For COVID-19, we want them to move, but we don’t want to push them too much because they can relapse or have flare-ups. We have adopted some pathways for rehabilitation, depending on how much a person can do and where their threshold is as well, in terms of trying to do things under that threshold. In general, people do improve over time if they do it right though there can be bumps on the way if people exert too much and relapse.
There are self-management programs. Because there’s so many people, you can’t really get them all into rehab, so we focus on education. So, for example, we teach patients that they have a pot of energy and physical, mental and emotional exertion takes energy from this pot. Then, if they relapse, they have to look back and see what they did the last few days. Some patients have said, “watching a sad movie makes me totally exhausted” because it taps into the emotional piece.
Are there any in-patient treatments being done right now?
Yes, there are in-patient treatments that work with physiotherapists and occupational therapists. The principles are quite similar. [Professionals] have to gauge what [patients] can do, and then try to progress them but keep under that [energy] threshold. Usually, we try to do the activities of daily living first. That means if someone takes a shower and they feel exhausted and have a flare-up after, then we try to teach them what to do so that they’re not exerting themselves to take that shower.
The treatments we’ve been talking about so far are mostly targeting energy and fatigue. Are there treatments to help with other symptoms?

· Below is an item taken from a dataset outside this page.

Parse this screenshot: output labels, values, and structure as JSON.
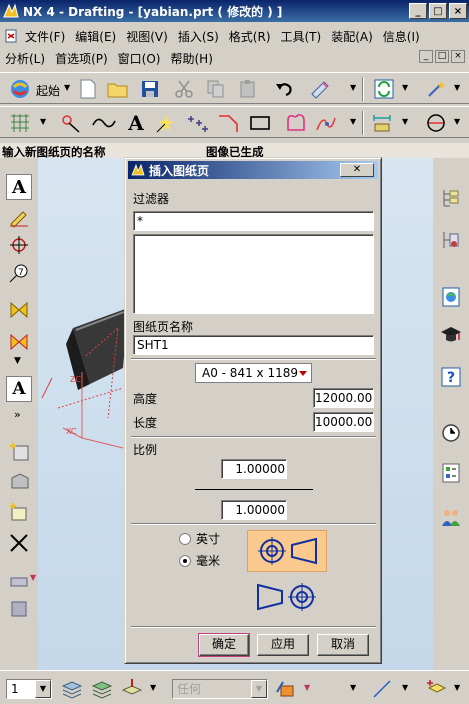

For sure. So, for example, with shortness of breath, we teach people to take deep breaths in slowly and expand their lungs. At the maximum end of an inhalation, you take a little bit more in. And then slowly let it out, and at the end of the exhalation, try to squeeze the last piece of air out. And you want to do that cycle for six to 10 seconds. It gives you a sense of slow breathing and strengthens the breathing muscles—you have muscles in between your ribs and muscles in your diaphragm that help move your lungs. For most people [the shortness of breath is] a muscle issue, not a lung issue—unless they have prior lung disease. The additional advantage of the breathing exercises is that it modulates your autonomic system.
We’ve been talking through the pandemic about how our health care system isn’t built this level of demand. What will it take to accommodate all this future need?
We need to advocate for more long COVID clinics that can look after patients. We need family physicians to be on board and to know how to treat long COVID patients. We need to open rehab facilities.
Our health care system on a good day prior to the pandemic was a bit stretched. I’m a general internist and I work in an acute care hospital, so every year, especially in the winter when there’s flu and we are very stretched, we have patients in the hallway. The problem is most rehab is not funded by the government in most provinces, so are these [costs] going to come out of pocket for the patient? How are people going to access care? There are many, many questions.
This interview has been edited for length and clarity.